The major flaw in Facebook’s planned cryptocurrency, Libra, is that it’s a closed system — akin to a “walled garden.”
That’s the argument made by Marcus Treacher, Ripple’s senior vice president of customer success.
“Walled garden” strategies and the antitrust pushback
The “walled garden” metaphor has notably been used in the past to refer to commercial strategies pursued by tech giants such as Apple, who endeavor to retain complete control over the software, apps and accessories related to their proprietary devices.
This very strategy has come under fire during recent attempts to take down these ostensibly monopolistic practices by anti-trust campaigners and lawmakers. The implications for the likes of Amazon, Apple and Facebook — even ahead of its Libra project — are expected to come into sharper view with the conclusion of a major United States antitrust probe now underway.
In leveling his critique against Libra, Treacher claimed that the Ripple network, by contrast, “has no parameter. It connects with all of the players that want to use the technology.”

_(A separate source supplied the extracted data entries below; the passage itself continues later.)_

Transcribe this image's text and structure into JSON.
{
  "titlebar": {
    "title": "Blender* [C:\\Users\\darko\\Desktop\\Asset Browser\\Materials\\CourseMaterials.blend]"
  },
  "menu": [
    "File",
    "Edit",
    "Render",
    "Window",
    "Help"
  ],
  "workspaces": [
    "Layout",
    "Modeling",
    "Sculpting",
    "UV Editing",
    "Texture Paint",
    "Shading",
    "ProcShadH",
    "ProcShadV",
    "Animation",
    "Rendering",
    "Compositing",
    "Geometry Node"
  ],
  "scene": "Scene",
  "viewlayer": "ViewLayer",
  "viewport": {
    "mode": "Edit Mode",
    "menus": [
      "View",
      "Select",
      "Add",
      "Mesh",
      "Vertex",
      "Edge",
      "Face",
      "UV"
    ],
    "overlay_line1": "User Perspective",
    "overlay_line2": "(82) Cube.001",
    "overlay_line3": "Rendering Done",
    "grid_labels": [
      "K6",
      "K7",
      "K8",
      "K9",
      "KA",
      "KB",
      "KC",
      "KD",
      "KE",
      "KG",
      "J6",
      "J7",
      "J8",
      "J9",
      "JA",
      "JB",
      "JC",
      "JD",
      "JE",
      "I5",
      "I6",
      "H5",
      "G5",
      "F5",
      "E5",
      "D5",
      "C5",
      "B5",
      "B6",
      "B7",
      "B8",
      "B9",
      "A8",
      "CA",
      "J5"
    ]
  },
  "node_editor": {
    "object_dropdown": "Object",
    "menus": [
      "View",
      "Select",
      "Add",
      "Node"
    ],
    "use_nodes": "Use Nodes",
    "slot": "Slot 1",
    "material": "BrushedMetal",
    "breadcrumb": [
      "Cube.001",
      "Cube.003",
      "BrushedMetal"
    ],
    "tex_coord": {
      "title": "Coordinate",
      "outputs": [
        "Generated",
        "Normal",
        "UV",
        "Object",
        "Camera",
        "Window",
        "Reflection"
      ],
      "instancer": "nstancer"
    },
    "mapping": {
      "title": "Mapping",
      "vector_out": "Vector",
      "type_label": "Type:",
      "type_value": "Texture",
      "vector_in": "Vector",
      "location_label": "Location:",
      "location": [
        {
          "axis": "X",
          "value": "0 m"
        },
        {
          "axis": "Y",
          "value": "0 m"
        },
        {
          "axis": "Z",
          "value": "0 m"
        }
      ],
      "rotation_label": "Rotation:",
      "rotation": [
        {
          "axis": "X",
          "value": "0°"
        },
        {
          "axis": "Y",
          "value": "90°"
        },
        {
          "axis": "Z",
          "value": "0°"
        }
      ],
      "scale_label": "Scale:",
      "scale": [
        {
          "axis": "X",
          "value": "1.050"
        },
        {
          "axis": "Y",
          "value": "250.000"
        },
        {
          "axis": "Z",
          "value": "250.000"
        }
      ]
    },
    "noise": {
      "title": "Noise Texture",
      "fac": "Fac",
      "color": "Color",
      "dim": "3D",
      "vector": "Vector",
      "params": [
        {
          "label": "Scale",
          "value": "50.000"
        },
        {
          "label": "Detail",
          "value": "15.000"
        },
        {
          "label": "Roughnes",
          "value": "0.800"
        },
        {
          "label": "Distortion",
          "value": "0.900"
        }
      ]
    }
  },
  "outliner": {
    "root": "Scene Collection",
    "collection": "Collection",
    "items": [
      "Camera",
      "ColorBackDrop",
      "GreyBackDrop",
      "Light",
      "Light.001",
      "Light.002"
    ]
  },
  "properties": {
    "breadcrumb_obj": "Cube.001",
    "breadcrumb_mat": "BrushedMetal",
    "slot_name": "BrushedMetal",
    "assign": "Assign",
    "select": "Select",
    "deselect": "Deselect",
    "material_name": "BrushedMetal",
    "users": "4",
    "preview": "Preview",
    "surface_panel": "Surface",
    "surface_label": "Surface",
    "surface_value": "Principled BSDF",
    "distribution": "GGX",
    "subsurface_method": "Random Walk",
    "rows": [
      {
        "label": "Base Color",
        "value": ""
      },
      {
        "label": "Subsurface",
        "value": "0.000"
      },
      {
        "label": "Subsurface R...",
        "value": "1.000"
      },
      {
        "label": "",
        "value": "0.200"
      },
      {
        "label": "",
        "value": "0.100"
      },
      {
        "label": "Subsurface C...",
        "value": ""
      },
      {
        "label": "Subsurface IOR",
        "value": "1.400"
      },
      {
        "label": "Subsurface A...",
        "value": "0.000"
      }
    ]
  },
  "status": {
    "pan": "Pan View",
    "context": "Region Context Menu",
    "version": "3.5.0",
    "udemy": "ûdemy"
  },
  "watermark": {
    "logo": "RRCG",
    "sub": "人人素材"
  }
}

He nonetheless weighed that it was still a “really good thing” that a Silicon Valley behemoth like Facebook had envisioned for itself a role in the digital asset space.
Libra not intended to replace currencies, says association head
As Treacher acknowledged, global regulators are, arguably, yet more concerned about the potential threat to national fiat currencies that Libra represents — an anxiety that the Libra Association’s managing director, Bertrand Perez, today attempted to quell.
“We are not in the area of implementing any monetary policy with the [Libra] Reserve.”
Perez further claimed that the cryptocurrency project could help with the fulfillment of multiple
U.N. sustainable development goals, such as eliminating poverty and reaching gender equality.
David Marcus, the head of Calibra at Facebook, has likewise recently argued against any prospective threat to sovereign monetary policy from Libra, noting that:
“Each Libra is deposited one-to-one with traditional currencies and no new money is created. There is no impact on interest and yields. In this sense, the Libra reserve cannot disturb monetary policy.”